The second and third biggest reason for disputes in 2020 were the failure to make interim awards on Extensions of Time and compensation on contracts and owner’s failure to properly administer the contract.

“Our survey participants believe that the parties uncertainty surrounding their contractual obligations, in particular where standard forms of contract are heavily amended, is a factor that cumulates into a dispute,” it said.

Respondents further stated that almost 55 percent of the time, the project manager’s or engineer’s conduct was the root cause of the dispute, mainly in relation to the administration of the contract.

However, Dubai builder Arabtec Holding’s insolvency has spurred the industry to move away from traditional methods.

“Banks are more reluctant to issue unconditional bonds, and contractors are unwilling to accept poor payment structures or late payments,” the report said.
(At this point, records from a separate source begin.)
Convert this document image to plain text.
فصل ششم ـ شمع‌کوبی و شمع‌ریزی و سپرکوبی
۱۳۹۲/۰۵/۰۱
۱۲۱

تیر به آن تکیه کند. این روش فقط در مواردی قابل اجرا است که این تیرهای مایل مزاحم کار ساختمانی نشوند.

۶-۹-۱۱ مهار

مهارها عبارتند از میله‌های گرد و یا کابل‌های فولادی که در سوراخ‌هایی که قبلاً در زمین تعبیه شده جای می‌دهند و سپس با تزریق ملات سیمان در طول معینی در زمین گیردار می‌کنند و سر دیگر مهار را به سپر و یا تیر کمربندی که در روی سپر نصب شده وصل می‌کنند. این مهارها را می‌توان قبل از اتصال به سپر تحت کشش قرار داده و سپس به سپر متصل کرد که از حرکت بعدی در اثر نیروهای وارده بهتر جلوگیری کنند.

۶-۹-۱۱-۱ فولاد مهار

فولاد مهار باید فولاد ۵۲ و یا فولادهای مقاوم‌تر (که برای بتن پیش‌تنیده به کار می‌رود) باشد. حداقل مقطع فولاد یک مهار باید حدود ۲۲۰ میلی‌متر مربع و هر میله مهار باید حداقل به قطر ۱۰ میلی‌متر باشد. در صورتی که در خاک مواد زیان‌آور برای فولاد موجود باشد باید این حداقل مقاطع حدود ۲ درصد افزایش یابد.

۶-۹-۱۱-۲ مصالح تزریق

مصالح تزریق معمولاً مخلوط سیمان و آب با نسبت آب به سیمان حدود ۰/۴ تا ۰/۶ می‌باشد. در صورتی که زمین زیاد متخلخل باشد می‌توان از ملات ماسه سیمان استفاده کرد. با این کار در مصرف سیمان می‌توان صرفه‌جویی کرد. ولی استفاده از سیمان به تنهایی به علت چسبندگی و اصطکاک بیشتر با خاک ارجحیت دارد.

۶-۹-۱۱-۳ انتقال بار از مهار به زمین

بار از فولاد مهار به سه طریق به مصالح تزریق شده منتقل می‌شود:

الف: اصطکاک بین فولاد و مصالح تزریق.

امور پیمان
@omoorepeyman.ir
Gary Kitt, Head of Contract Solutions at Arcadis United Kingdom, who acts as a quantum expert in arbitration and expert determination proceedings and chairs Dispute Adjudication Boards in the Middle East region said: “The fact that owner/contractor/subcontractor failing to understand and/or comply with its contractual obligations was the top cause for disputes within the region, it is essential that project participants employ experienced contract administration staff, who have a good understanding of contract obligations and how to correctly implement them according to the contract conditions.”

Paul Mullen, Associate Director in Contract Solutions at Arcadis Middle East added: “In relation to the increased value of disputes and the number one cause reported in 2020, avoiding heavily amended standard forms of contracts and subsequent imbalance of the risks may assist with reducing the value of disputes attributable to this cause moving forward.”